もう一つの弱点が「メガネ」。調査会社GfKジャパンによると、消費者の3Dテレビに対する不満はコンテンツ不足に次いで、「追加購入のメガネの価格」(52%)、「付属のメガネの本数」(46%)などメガネにまつわるものが多い。
わずか1年で半額
テレビ全体の価格が急落する中、電機各社は3Dという付加価値で市場を再び活性化させようと躍起だ。ソニーは「3Dをグループ全体の取り組みとして加速する」(ハワード・ストリンガー会長兼社長)との目標を掲げ、40型以上では23機種中21機種が3D対応。パナソニックもすでに18機種中16機種を対応機種とした。昨年末にメガネなしで3D映像を楽しめる世界初の裸眼3Dテレビを発売した東芝も年度内に40型台と50型台の複数機種を発売する予定だ。
だが、皮肉なことに「各社がこぞって3D機能を標準搭載すれば、高価格を維持できない」と鳥居氏は指摘する。BCNによると、昨年5月に26万7900円だった40型台の3Dテレビの平均単価は先月13万6000円まで下落し、わずか1年で半額まで値崩れした。ここでも電機各社の皮算用がはずれた。

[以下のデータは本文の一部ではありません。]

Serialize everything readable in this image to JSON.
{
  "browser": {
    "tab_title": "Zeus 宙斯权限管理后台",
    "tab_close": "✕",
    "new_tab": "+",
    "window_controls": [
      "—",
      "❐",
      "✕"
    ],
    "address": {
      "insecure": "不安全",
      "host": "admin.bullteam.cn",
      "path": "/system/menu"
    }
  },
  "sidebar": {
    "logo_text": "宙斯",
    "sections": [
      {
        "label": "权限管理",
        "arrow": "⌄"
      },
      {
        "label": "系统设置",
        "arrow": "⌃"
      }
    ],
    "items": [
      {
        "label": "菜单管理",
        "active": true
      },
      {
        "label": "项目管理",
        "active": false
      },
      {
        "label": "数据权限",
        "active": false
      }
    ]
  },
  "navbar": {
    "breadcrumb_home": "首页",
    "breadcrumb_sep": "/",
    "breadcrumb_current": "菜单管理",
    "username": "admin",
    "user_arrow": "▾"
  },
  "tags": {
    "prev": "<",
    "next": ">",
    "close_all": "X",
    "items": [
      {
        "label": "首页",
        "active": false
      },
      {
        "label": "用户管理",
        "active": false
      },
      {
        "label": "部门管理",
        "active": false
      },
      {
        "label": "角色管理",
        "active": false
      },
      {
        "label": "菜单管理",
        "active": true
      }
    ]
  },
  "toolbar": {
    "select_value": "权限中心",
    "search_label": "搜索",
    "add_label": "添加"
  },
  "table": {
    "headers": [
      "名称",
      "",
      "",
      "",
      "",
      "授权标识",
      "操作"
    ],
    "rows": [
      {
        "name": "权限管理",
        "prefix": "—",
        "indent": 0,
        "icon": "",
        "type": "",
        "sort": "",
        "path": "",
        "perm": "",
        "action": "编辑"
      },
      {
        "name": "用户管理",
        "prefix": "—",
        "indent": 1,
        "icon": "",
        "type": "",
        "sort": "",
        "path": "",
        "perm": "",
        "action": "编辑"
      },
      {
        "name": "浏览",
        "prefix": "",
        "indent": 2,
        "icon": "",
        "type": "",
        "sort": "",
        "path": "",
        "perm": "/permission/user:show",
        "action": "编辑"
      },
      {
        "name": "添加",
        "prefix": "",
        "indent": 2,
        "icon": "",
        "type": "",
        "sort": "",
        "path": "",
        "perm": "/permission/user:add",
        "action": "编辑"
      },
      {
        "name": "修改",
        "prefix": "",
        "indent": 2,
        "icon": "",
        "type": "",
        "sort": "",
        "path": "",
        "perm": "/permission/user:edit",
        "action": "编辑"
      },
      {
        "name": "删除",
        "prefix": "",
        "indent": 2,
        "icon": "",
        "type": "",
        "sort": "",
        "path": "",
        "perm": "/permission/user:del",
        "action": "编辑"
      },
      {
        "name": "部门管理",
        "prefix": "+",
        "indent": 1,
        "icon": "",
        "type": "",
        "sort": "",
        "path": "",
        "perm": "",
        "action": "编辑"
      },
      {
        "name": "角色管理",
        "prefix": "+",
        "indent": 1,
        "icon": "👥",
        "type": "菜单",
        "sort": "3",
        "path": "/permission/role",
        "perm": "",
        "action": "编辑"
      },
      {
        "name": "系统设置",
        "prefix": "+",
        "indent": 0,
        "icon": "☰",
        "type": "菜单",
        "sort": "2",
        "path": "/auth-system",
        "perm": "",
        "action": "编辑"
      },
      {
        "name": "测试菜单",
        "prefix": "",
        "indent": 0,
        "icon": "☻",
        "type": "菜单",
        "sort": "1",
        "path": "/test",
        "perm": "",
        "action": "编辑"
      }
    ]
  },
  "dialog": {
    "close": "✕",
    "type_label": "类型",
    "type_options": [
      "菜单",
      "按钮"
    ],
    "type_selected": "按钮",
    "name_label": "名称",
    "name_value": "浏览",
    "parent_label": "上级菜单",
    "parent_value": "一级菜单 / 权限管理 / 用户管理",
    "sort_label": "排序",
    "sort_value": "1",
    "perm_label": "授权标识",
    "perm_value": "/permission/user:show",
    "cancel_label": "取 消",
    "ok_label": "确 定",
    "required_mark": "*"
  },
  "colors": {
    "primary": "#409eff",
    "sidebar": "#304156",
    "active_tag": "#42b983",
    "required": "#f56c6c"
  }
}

パソコンでも3D対応機種が増えてきたがこちらも販売は伸び悩んでおり、普及には対応コンテンツの拡充が不可欠だ。
任天堂「3DS」も伸び悩み
「事前に想定したとおりの立ち上げにはなっていない」
4月下旬に開かれたアナリスト向けの事業説明会で、任天堂の岩田聡社長は「ニンテンドー3DS」の販売動向について悔しさをにじませた。2月26日に発売された3DSは裸眼で3Dゲームが楽しめる新型機。だが、今年3月末までに400万台と見込んだ世界販売台数は361万台と未達に終わった。
ゲーム雑誌出版のエンターブレインによると、3DSはゲーム機の国内販売台数で2、3月にトップに躍り出たが、すぐに失速し4、5月は首位を明け渡した。発売後まもなく東日本大震災に見舞われるという逆風もあったが、ゲーム業界に詳しいアナリストは3DSの不振を「ソフトのラインアップ不足が原因」と断言する。3Dテレビと事情は酷似している。
任天堂が新型ゲーム機を発売する際は、自社開発ソフトを複数投入して販売を牽引(けんいん)することが通例。だが、今回3DSと同時発売されたソフト8作品のうち、7作品は任天堂以外の外部メーカーのソフトで、看板タイトルの不足に泣いた格好だ。
任天堂は16日に人気シリーズ「ゼルダの伝説」の3DS版を発売し巻き返しを期すが、空振りに終われば、任天堂だけでなくゲーム業界全体にとって重要な成長エンジンを失うことになりかねない。